American Gadfly

Commentary, Critique, and Insight on Contemporary America

Friday, March 10, 2006

The horrors I've witnessed in medicine

Taking a break from politics and religion on this blog, I would like to look at the topic of mistakes in medicine. The medical profession is rife with mistakes. Though some recent press and efforts by the prestigious Institute for Medicine attempt to highlight this and initiate efforts to minimize mistakes, there are key systematic problems that will unfortunately keep mistakes as a daily part of medical practice.
As a physician myself, I have certainly committed some errors, though fortunately none that have led to any patient deaths. I have however, witnessed some medical "mistakes" that I would characterize as horrors. Here are a few of them.
I have seen a patient with syphilis who was treated with chemotherapy drugs because her doctors thought she had an autoimmune disease instead. This unfortunate patient continued receiving such therapy despite my efforts to convince her prescribing doctors otherwise.

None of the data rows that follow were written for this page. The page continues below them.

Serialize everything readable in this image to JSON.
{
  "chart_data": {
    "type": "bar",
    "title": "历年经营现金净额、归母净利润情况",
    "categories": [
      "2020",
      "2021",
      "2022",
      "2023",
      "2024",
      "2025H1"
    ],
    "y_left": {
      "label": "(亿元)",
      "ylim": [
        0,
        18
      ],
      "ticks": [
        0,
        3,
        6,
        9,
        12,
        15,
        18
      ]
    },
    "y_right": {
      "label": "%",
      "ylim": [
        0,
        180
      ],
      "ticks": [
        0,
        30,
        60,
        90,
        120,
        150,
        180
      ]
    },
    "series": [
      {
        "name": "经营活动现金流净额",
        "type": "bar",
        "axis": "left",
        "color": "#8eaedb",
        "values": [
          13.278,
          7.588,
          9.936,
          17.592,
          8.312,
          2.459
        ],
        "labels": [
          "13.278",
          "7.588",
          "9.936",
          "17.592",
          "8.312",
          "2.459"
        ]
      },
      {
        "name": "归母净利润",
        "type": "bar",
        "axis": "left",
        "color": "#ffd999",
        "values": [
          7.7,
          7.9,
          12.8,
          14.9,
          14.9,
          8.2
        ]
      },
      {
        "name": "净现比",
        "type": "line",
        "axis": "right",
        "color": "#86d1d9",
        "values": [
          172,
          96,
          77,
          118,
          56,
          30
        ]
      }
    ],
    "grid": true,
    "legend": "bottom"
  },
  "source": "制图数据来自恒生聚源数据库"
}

I was, unfortunately, only a resident physician at the time and powerless to stop attending staff from committing such an atrocity. This patient eventually suffered the scarring consequences of a large syphilitic gumma on her face. It is sad to see that decades after the Tuskegee syphilis study, patients with this curable condition are being abused in America today.

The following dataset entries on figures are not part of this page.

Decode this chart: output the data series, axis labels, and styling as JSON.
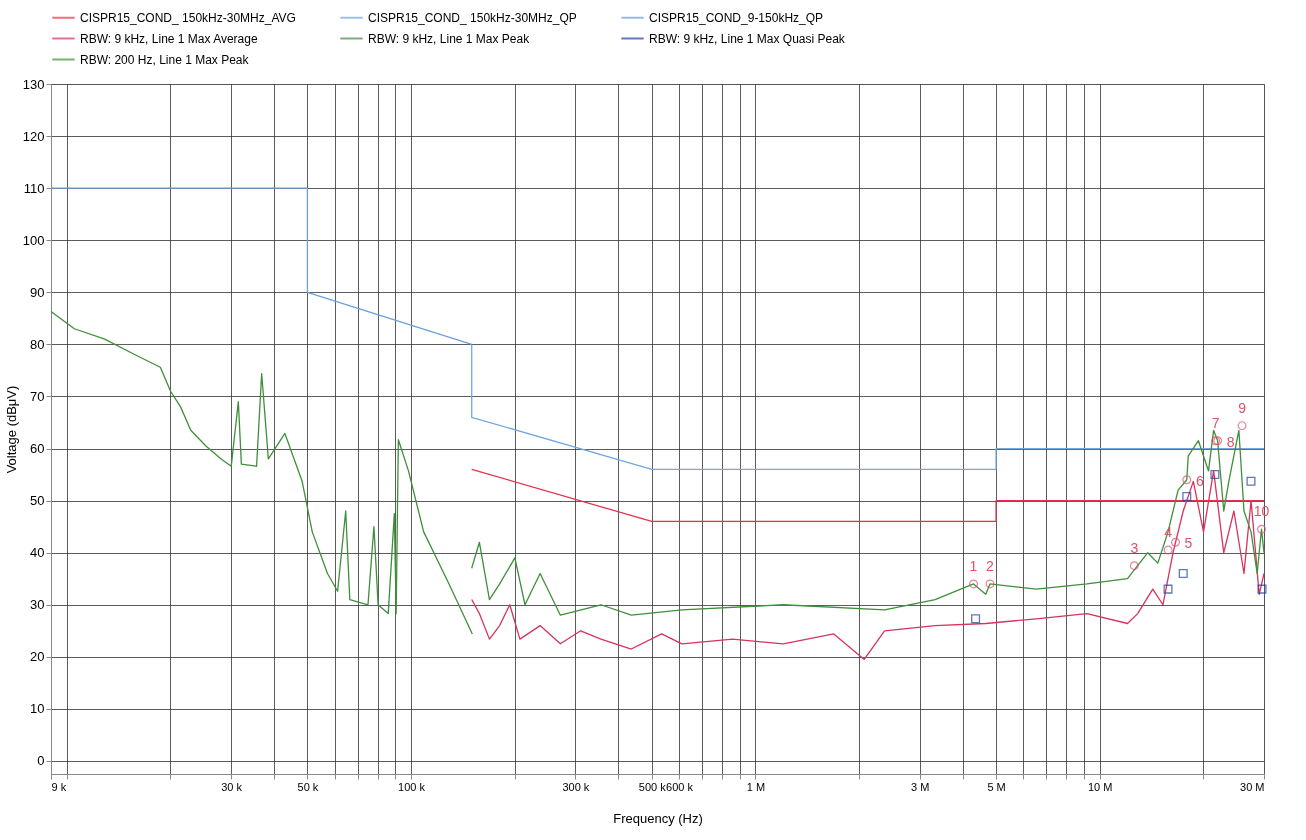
{
  "chart_data": {
    "type": "line",
    "xlabel": "Frequency (Hz)",
    "ylabel": "Voltage (dBμV)",
    "log": "x",
    "grid": true,
    "legend": "top",
    "line_style": "solid",
    "marker": "none",
    "xlim": [
      9000,
      30000000
    ],
    "ylim": [
      -2.5,
      130
    ],
    "xticks": [
      {
        "value": 9000,
        "label": "9 k"
      },
      {
        "value": 10000,
        "label": null
      },
      {
        "value": 20000,
        "label": null
      },
      {
        "value": 30000,
        "label": "30 k"
      },
      {
        "value": 40000,
        "label": null
      },
      {
        "value": 50000,
        "label": "50 k"
      },
      {
        "value": 60000,
        "label": null
      },
      {
        "value": 70000,
        "label": null
      },
      {
        "value": 80000,
        "label": null
      },
      {
        "value": 90000,
        "label": null
      },
      {
        "value": 100000,
        "label": "100 k"
      },
      {
        "value": 200000,
        "label": null
      },
      {
        "value": 300000,
        "label": "300 k"
      },
      {
        "value": 400000,
        "label": null
      },
      {
        "value": 500000,
        "label": "500 k"
      },
      {
        "value": 600000,
        "label": "600 k"
      },
      {
        "value": 700000,
        "label": null
      },
      {
        "value": 800000,
        "label": null
      },
      {
        "value": 900000,
        "label": null
      },
      {
        "value": 1000000,
        "label": "1 M"
      },
      {
        "value": 2000000,
        "label": null
      },
      {
        "value": 3000000,
        "label": "3 M"
      },
      {
        "value": 4000000,
        "label": null
      },
      {
        "value": 5000000,
        "label": "5 M"
      },
      {
        "value": 6000000,
        "label": null
      },
      {
        "value": 7000000,
        "label": null
      },
      {
        "value": 8000000,
        "label": null
      },
      {
        "value": 9000000,
        "label": null
      },
      {
        "value": 10000000,
        "label": "10 M"
      },
      {
        "value": 20000000,
        "label": null
      },
      {
        "value": 30000000,
        "label": "30 M"
      }
    ],
    "yticks": [
      0,
      10,
      20,
      30,
      40,
      50,
      60,
      70,
      80,
      90,
      100,
      110,
      120,
      130
    ],
    "series": [
      {
        "name": "CISPR15_COND_ 150kHz-30MHz_AVG",
        "color": "#e8304a",
        "x": [
          150000,
          500000,
          5000000,
          5000000,
          30000000
        ],
        "values": [
          56,
          46,
          46,
          50,
          50
        ]
      },
      {
        "name": "CISPR15_COND_ 150kHz-30MHz_QP",
        "color": "#72a8e0",
        "x": [
          150000,
          150000,
          500000,
          5000000,
          5000000,
          30000000
        ],
        "values": [
          80,
          66,
          56,
          56,
          60,
          60
        ]
      },
      {
        "name": "CISPR15_COND_9-150kHz_QP",
        "color": "#6aa0dc",
        "x": [
          9000,
          50000,
          50000,
          150000
        ],
        "values": [
          110,
          110,
          90,
          80
        ]
      },
      {
        "name": "RBW: 9 kHz, Line 1 Max Average",
        "color": "#d6335e",
        "x": [
          150000,
          157900,
          168900,
          180800,
          193500,
          207000,
          237000,
          271400,
          310800,
          356000,
          436000,
          534200,
          611900,
          858300,
          1204000,
          1689000,
          2071000,
          2372000,
          3327000,
          4666000,
          6547000,
          9180000,
          12040000,
          12890000,
          14260000,
          15260000,
          16330000,
          17480000,
          18700000,
          20020000,
          21420000,
          22920000,
          24530000,
          26240000,
          27510000,
          29050000,
          30000000
        ],
        "values": [
          31,
          28.3,
          23.4,
          26,
          30,
          23.4,
          26,
          22.5,
          25,
          23.4,
          21.5,
          24.4,
          22.5,
          23.4,
          22.5,
          24.4,
          19.5,
          25,
          26,
          26.4,
          27.3,
          28.3,
          26.4,
          28.3,
          33,
          30,
          40,
          48,
          53.7,
          44,
          55.7,
          40,
          48,
          36,
          50,
          32,
          36
        ]
      },
      {
        "name": "RBW: 9 kHz, Line 1 Max Peak",
        "color": "#3f8f3a",
        "x": [
          150000,
          157900,
          168900,
          180800,
          200200,
          214200,
          237000,
          271400,
          356000,
          436000,
          611900,
          1204000,
          2372000,
          3327000,
          4300000,
          4666000,
          4800000,
          6547000,
          9180000,
          12040000,
          13790000,
          14750000,
          15790000,
          16890000,
          17900000,
          18080000,
          19350000,
          20700000,
          21420000,
          22000000,
          22920000,
          23710000,
          25360000,
          26240000,
          27510000,
          28660000,
          29500000,
          30000000
        ],
        "values": [
          37,
          42,
          31,
          34,
          39,
          30,
          36,
          28,
          30,
          28,
          29,
          30,
          29,
          31,
          34,
          32,
          34,
          33,
          34,
          35,
          40,
          38,
          44,
          52,
          54,
          58.6,
          61.5,
          55.7,
          63.5,
          61.5,
          48,
          53.7,
          63.5,
          48,
          44,
          36,
          44.5,
          40
        ]
      },
      {
        "name": "RBW: 9 kHz, Line 1 Max Quasi Peak",
        "type": "scatter",
        "marker": "square",
        "color": "#1f3f9f",
        "x": [
          4360000,
          15790000,
          17480000,
          17900000,
          21600000,
          27500000,
          29600000
        ],
        "values": [
          27.3,
          33,
          36,
          50.8,
          55,
          53.7,
          33
        ]
      },
      {
        "name": "RBW: 200 Hz, Line 1 Max Peak",
        "color": "#3f8f3a",
        "x": [
          9000,
          10520,
          12890,
          15790,
          18700,
          20020,
          21410,
          22910,
          25360,
          28080,
          30040,
          31500,
          32150,
          35590,
          36820,
          38500,
          40750,
          43010,
          48260,
          51640,
          57180,
          61190,
          64590,
          66380,
          74960,
          78000,
          80220,
          85830,
          89400,
          90500,
          91850,
          98280,
          108800,
          128900,
          150600
        ],
        "values": [
          86.3,
          83,
          81,
          78,
          75.6,
          71,
          68,
          63.5,
          60.5,
          58,
          56.6,
          69,
          57,
          56.6,
          74.4,
          58,
          60.5,
          62.9,
          53.7,
          44,
          36,
          32.6,
          48,
          31,
          30,
          45,
          30,
          28.3,
          47.5,
          28.3,
          61.7,
          55.7,
          44,
          34,
          24.4
        ]
      }
    ],
    "annotations": [
      {
        "text": "1",
        "x": 4300000,
        "y": 34
      },
      {
        "text": "2",
        "x": 4800000,
        "y": 34
      },
      {
        "text": "3",
        "x": 12600000,
        "y": 37.5
      },
      {
        "text": "4",
        "x": 15800000,
        "y": 40.5
      },
      {
        "text": "5",
        "x": 16600000,
        "y": 42
      },
      {
        "text": "6",
        "x": 17900000,
        "y": 54
      },
      {
        "text": "7",
        "x": 21700000,
        "y": 61.5
      },
      {
        "text": "8",
        "x": 22000000,
        "y": 61.5
      },
      {
        "text": "9",
        "x": 25900000,
        "y": 64.4
      },
      {
        "text": "10",
        "x": 29500000,
        "y": 44.5
      }
    ]
  }
}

I have seen a patient with respiratory failure on a ventilator who, despite improvements in his condition, was withdrawn from all supportive care and died as a result. This decision was driven by a resident who was overburdened with a busy ICU service and didn't want to bother giving this patient a fighting chance at survival.

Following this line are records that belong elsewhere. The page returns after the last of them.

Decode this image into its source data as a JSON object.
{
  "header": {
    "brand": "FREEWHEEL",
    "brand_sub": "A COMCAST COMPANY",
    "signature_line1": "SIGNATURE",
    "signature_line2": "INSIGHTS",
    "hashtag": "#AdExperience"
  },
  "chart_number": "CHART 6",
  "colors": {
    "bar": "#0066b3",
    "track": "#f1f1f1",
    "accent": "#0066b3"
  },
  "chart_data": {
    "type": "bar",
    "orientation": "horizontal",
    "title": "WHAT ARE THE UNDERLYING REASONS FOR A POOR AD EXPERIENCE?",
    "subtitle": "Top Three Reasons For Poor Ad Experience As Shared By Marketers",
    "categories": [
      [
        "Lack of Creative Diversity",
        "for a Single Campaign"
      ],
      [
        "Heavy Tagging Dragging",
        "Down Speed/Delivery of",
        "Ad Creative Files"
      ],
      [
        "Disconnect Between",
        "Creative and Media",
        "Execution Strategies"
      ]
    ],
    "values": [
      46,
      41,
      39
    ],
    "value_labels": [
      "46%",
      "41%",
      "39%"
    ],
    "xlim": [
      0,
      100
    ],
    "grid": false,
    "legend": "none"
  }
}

I have seen a patient who entered an emergency room with right upper quadrant pain, nausea, elevated biliary enzymes and liver tests, as well as high white count, who was mismanaged as a heart failure exacerbation rather than being identified with ascending cholangitis. She developed a gangrenous gallbladder and sepsis under everyone's watch and ultimately required ICU admission but subsequently died. This patient was managed by an emergency medicine resident who had moonlighted the night before and had worked over 24hours without sleep. Her attending physician keep giving her words of encouragement rather than ever examining the patient for himself.
Given these are but a brief snapshot in one doctor's experience with medical horrors/mistakes that have been committed, one can only wonder what other mistakes and atrocities are going on at this moment.
What solution do I have to the problem of mistakes in medicine? One is to ensure physicians are not working at the brink of exhaustion - improving physician work hours, offering guaranteed "down time" for sleep. These restrictions go for physicians in training as well as practicing physicians. Secondly, we need to train physicians on how to think. The concept of clinical reasoning is not taught to physicians today. Physicians learn lots of facts, we learn to examine patients, we learn to look at xrays and order tests, but we do not learn how to reason through all this information to develop a rational approach to diagnosis and treatment. Ensuring that a clinical reasoning curriculum is a part of every physician's training will be one step in preventing missed or mistaken diagnoses, and inappropriate lab and xray testing on many patients.